Government Debt Statistics 2008

Readers Comment It is shocking to me that revenues from all my future income tax and even my young children’s future tax payments have already been committed by our national debt. If it is not some kind of nefarious carve-up, why would the UK wage 2 unnecessary wars costing billions when we do not have the money.

debt is a burden on the future, a gamble on increasing growth and prosperity how can that mesh with a rapidly expanding population on a small delicate planet with finite resources?

We are borrowing the money for these wars, and paying interest to private entities !!
Am I right saying that the BofE sells and buys bonds when it wants more cash?

  • If the government needs to borrow money then the Bank of England sells government-backed bonds to the private sector. This is how the government raises revenue. When the government has a budget surplus it can buy back more bonds than it sells.

Government Debt

  • Government borrowing does create a burden on the future Future Taxpayers will have to pay debt interest plus the debt. (Interestingly, the current payments on debt interest payments are equivalent to total spending on defence.)
  • The Benefit of borrowing now is that current taxpayers benefit from lower tax rates (than they should be) and/or higher government spending. Borrowing can be beneficial if it is invested in improving long term productive capacity of the economy.
  • The problem is that reducing national debt now would exacerbate the economic downturn. e.g. higher taxes would reduce consumer spending and lead to slower growth.
  • The government predicted (hoped) continual economic growth would keep national debt manageable, but, the economic slowdown means National debt will increase by more than they expected.
  • You could argue the government have wasted the last 15 years of economic growth. This would have been a good time to keep reducing national debt as a % of GDP, rather than allow it to rise. (from 29% of GDP in 2003 to 40% now)

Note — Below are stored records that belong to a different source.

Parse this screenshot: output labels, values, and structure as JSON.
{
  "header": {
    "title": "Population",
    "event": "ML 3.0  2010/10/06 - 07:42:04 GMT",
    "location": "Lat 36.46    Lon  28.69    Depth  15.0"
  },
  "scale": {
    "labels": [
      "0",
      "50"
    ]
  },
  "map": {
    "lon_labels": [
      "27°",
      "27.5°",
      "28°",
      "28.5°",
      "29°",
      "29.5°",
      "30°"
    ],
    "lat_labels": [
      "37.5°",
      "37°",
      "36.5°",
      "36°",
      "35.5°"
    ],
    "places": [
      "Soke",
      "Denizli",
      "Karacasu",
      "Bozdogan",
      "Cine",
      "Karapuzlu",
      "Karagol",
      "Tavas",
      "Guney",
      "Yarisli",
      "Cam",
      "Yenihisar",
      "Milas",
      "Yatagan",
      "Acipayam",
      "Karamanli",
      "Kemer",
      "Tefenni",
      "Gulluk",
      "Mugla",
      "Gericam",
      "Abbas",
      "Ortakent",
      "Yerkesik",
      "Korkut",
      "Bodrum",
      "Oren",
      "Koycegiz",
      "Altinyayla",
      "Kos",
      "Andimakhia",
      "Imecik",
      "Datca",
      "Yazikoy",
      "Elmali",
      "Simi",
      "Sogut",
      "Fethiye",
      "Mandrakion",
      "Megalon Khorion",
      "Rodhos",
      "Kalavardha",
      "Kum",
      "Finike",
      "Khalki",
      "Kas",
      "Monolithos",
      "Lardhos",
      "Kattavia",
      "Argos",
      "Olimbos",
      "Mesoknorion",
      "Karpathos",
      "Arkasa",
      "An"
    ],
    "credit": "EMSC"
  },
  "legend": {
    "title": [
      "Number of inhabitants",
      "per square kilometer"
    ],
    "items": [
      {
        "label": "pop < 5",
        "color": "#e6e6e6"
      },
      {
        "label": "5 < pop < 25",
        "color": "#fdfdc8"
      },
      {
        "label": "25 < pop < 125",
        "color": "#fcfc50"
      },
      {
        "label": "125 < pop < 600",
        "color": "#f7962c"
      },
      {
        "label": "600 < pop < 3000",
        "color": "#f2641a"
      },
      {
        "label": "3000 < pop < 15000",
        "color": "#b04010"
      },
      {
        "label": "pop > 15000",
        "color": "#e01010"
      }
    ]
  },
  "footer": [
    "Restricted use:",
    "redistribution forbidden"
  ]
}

  • The military operations in Iraq and Afghanistan are certainly expensive, but as a % of GDP, they are relatively small. The whole defence budget accounts for (roughly) 3% of GDP or £31 billion.
  • National Debt in the UK is high at 40% of GDP £535bn. However, you could argue comparatively it is not too bad. National Debt has been much higher e.g. last recession, it reached over 45% of GDP National Debt in European countries like Italy is over 100%. See: National Debt statistics
  • The real problem for National Debt in the UK and other developed countries is the demographic time bomb. The UK has an ageing population. This means more old people to claim pensions, but not pay income tax. This ageing population will squeeze future government spending and place greater strains on government borrowing in the future.
  • Some argue National Debt looks a lot worse if you include pension commitments. (It is even worse if you include the liability of Northern Rock.

Further Reading

2 thoughts on “Government Debt Statistics 2008”

  1. Why are future debt commitments, pensions, PFI repayments, Northern Rock, et al, not part of the National Debt? The treasury must do cash flow projections (?) to calculate how much income it needs. Don’t these factor into the calculations?